Dans la région du Lac, les urgences se chevauchent. En plus des incursions de groupes armés et des déplacements démographiques qui en ont résulté, plus de 220 000 personnes déplacées à l’intérieur de l’intérieur selon le Plan de réponse humanitaire 2025, les effets du changement climatique s’ajoutent : rien qu’en 2024, les inondations ont touché plus de 277 000 personnes dans la province, détruisant des habitations, des approvisionnements alimentaires et des infrastructures d’eau et d’assainissement.
Les répercussions sur la santé nutritionnelle sont graves. La malnutrition aiguë atteint 11,9 % dans la province, tandis que la malnutrition aiguë sévère atteint 2,8 % : des taux nettement supérieurs à la moyenne nationale.
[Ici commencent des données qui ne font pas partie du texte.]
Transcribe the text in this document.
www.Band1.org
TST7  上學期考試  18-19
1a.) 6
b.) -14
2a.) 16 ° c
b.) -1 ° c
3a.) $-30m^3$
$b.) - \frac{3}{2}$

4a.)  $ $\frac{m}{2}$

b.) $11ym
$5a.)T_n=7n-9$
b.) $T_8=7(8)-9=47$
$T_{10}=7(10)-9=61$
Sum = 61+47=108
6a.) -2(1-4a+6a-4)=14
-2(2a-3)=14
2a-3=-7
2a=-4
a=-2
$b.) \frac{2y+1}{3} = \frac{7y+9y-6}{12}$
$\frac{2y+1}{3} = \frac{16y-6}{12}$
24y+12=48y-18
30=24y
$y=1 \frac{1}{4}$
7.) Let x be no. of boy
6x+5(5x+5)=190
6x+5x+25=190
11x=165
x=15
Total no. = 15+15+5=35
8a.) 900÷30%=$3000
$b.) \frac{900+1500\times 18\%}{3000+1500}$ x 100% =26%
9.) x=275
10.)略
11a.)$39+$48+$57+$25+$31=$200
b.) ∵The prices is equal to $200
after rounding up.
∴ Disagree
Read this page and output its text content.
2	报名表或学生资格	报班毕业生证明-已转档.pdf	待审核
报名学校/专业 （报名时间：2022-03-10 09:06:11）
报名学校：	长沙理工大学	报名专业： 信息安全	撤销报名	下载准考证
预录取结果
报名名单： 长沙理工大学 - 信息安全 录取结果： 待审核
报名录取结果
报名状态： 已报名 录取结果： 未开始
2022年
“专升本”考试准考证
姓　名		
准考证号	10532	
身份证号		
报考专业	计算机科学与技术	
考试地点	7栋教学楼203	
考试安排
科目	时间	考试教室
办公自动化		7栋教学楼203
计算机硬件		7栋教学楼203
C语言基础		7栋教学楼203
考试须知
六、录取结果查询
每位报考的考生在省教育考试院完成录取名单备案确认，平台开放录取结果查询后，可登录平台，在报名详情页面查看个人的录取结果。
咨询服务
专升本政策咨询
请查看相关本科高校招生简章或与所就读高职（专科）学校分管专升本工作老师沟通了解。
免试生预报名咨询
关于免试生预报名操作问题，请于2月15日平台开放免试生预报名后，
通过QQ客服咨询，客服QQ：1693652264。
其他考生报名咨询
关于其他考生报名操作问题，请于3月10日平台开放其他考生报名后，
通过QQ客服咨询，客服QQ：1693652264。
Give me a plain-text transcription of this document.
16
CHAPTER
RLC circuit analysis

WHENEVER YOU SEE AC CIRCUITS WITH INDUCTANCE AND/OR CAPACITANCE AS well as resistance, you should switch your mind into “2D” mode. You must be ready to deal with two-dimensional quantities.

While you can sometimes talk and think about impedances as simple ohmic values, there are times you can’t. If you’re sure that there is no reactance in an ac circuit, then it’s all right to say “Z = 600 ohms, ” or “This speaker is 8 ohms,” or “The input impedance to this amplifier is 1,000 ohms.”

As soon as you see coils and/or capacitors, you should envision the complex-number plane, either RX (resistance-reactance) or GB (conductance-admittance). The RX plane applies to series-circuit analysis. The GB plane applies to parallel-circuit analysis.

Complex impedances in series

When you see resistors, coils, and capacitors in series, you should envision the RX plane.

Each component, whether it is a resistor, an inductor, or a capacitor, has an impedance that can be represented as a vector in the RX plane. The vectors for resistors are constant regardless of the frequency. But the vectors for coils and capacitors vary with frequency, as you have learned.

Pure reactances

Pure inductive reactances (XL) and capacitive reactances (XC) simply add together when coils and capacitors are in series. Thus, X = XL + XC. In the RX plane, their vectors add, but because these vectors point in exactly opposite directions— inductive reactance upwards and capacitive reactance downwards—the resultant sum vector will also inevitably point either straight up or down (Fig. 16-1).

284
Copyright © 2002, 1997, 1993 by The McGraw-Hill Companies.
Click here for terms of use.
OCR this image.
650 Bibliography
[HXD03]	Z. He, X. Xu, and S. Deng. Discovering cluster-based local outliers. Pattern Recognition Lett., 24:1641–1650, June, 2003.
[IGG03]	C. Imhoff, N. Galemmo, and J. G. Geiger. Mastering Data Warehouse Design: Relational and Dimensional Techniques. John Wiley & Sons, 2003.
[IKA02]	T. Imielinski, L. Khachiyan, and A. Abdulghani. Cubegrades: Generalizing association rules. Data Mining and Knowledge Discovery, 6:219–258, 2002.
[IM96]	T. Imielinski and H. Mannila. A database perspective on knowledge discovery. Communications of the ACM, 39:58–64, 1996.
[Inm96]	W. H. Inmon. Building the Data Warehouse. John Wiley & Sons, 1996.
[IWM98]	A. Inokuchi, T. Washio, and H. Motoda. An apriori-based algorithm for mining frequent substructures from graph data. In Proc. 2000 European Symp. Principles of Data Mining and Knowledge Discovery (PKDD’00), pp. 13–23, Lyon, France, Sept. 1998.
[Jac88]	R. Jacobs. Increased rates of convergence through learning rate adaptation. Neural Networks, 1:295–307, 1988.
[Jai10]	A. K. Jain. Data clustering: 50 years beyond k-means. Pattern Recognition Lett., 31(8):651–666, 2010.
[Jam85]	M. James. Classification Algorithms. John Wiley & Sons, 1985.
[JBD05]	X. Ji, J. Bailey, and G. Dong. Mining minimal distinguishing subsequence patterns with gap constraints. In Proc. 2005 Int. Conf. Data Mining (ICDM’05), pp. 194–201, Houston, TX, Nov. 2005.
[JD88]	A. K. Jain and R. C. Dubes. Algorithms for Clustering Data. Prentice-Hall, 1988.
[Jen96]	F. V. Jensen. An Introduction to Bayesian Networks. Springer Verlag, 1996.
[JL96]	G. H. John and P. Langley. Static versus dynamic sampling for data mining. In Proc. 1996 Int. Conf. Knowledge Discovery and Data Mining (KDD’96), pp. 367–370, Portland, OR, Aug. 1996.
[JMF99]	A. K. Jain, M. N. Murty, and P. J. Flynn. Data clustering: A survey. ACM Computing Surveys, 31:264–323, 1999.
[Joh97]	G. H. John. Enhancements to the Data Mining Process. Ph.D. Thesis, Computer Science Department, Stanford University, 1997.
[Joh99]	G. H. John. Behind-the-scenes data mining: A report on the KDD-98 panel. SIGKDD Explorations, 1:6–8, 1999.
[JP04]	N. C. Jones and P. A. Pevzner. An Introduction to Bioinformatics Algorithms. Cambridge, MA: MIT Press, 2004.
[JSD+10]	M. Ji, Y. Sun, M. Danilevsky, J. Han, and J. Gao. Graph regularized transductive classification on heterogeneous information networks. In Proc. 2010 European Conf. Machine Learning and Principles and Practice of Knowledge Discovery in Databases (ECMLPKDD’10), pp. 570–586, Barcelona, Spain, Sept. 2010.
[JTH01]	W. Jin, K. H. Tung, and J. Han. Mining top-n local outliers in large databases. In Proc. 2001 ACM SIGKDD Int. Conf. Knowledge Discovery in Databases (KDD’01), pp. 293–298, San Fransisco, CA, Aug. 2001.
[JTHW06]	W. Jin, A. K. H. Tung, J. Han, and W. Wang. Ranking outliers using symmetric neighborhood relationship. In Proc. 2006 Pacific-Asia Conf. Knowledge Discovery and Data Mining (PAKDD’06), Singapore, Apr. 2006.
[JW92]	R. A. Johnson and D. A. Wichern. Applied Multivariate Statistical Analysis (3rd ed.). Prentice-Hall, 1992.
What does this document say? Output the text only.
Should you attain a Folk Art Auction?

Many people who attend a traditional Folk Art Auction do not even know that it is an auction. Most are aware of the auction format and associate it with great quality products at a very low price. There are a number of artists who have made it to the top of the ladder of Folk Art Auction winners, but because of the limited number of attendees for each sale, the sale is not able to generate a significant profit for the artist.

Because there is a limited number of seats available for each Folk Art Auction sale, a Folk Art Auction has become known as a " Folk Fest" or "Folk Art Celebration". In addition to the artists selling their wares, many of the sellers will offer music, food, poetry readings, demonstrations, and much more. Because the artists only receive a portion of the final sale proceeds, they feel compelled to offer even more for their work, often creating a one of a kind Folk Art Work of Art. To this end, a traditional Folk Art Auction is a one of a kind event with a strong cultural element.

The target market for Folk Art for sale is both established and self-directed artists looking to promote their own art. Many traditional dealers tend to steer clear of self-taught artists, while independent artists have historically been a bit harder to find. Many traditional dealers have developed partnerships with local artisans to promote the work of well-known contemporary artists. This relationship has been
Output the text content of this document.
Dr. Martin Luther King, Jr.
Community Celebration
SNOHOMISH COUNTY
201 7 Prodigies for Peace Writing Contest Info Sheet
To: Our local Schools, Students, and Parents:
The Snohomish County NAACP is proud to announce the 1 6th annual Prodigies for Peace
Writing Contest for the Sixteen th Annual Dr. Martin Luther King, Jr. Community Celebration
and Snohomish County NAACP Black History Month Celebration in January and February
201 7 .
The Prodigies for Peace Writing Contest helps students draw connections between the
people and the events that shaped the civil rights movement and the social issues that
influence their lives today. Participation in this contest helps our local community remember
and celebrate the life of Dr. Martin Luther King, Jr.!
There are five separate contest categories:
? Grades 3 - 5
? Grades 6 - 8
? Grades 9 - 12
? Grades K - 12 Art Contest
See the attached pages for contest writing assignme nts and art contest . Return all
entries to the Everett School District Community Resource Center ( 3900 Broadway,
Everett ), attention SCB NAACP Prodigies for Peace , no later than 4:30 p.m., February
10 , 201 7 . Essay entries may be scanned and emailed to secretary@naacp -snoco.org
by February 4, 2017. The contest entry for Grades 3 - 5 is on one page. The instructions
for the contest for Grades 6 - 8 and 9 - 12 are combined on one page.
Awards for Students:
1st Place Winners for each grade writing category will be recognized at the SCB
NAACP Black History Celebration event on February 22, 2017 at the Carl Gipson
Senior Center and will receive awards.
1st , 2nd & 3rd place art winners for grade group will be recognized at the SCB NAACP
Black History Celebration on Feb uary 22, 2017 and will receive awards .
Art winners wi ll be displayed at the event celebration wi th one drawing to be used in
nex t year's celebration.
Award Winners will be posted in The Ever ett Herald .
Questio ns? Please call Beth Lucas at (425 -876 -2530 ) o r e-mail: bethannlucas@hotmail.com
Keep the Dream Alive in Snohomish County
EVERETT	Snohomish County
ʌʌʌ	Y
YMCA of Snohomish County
Dans les sites de déplacements informels et les villages insulaires, les établissements de santé sont éloignés, sous-équipés et minés par des pénuries persistantes de médicaments et de compléments nutritionnels.
C’est dans ce contexte qu’INTERSOS mène, depuis juin 2025, un projet financé par la Coopération italienne visant à renforcer la sécurité alimentaire et nutritionnelle des communautés les plus vulnérables du Tchad.
Atteindre les communautés les plus isolées : les cliniques mobiles
Pour atteindre la population des zones les plus difficiles d’accès, depuis mars 2026, deux équipes de cliniques mobiles, chacune composée d’une infirmière, d’une assistante nutritionniste et d’une sage-femme, opèrent depuis Baga Sola (dans le département Kaya) et Liwa (dans le département Foli), couvrant cinq sites pour personnes déplacées à l’intérieur du pays. Leur travail complète celui des centres de santé de Melea et Yakoua, également soutenus par le projet.
Depuis le début des activités, 27 845 personnes ont été dépistées, dont 22 663 enfants âgés de 6 à 59 mois et 5 182 femmes enceintes et allaitantes. Les cas identifiés sont pris en charge par notre personnel : 427 enfants souffrant de malnutrition aiguë sévère ont reçu un traitement spécifique (321 par des équipes mobiles et 106 au centre de santé de Melea), tandis que 506 cas de malnutrition aiguë modérée (259 enfants âgés de 6 à 59 mois et 247 femmes enceintes et allaitantes) ont bénéficié de soins et de traitements complets.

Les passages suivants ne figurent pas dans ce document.